Just like other investments, CustomerCapital is subject to risk. Together with the equity, CustomerCapital forms part of PFA Pension’s capital base, which is to cover any losses that PFA Pension may suffer. Therefore, CustomerCapital may decrease and, in the worst case, run out.

The part of CustomerCapital that is linked to your own savings is called Individual CustomerCapital, and it will carry at least the same interest as PFA Pension's equity. In addition, there is a possibility of an extra interest through PFA Pension's common reserves, also called Collective CustomerCapital, where PFA Pension determines part of the interest. When CustomerCapital is linked to your plan, an amount currently corresponding to 2 per cent of your payments, single payments and transfers from other companies to savings in PFA Plus will go to Individual CustomerCapital. The interest on Individual CustomerCapital will be transferred to the other savings.
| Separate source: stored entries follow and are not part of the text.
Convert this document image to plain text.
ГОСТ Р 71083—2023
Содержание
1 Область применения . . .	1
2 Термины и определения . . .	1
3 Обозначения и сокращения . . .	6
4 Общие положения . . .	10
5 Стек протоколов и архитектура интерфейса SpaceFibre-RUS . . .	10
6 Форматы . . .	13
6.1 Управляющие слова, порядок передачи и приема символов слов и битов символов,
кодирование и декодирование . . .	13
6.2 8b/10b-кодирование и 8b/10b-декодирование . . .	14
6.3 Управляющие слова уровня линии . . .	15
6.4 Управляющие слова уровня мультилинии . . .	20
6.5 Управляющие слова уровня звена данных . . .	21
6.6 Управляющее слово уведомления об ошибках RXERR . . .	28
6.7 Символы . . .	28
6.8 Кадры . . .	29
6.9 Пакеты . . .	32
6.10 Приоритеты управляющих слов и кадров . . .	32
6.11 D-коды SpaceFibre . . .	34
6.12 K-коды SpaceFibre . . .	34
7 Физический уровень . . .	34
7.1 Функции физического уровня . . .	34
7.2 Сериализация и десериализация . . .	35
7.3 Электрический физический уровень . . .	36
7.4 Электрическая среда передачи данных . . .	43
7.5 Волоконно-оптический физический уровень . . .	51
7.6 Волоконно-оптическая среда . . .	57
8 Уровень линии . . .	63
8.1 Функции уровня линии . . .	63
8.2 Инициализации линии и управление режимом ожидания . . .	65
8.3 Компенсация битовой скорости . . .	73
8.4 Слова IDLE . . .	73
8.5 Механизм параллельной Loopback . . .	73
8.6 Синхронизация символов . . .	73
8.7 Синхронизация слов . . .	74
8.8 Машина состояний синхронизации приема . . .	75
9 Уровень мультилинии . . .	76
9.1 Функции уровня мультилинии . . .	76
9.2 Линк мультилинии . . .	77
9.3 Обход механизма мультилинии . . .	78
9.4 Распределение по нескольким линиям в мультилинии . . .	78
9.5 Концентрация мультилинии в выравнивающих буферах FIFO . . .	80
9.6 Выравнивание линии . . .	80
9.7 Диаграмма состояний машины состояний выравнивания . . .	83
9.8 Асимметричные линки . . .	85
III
However, if the interest is negative, the Individual CustomerCapital will be reduced.

Read more about CustomerCapital and see the interest 

You can deselect CustomerCapital

At present, 2 per cent of the payments that you make to your savings plan under PFA Invests, PFA Optional and You Invest will go to Individual CustomerCapital. If you do not want CustomerCapital, you can deselect CustomerCapital for your future payments at My PFA (mitpfa.dk). If you deselect CustomerCapital, payments will no longer be made to your Individual CustomerCapital. However, you cannot change already accumulated Individual CustomerCapital into ordinary savings.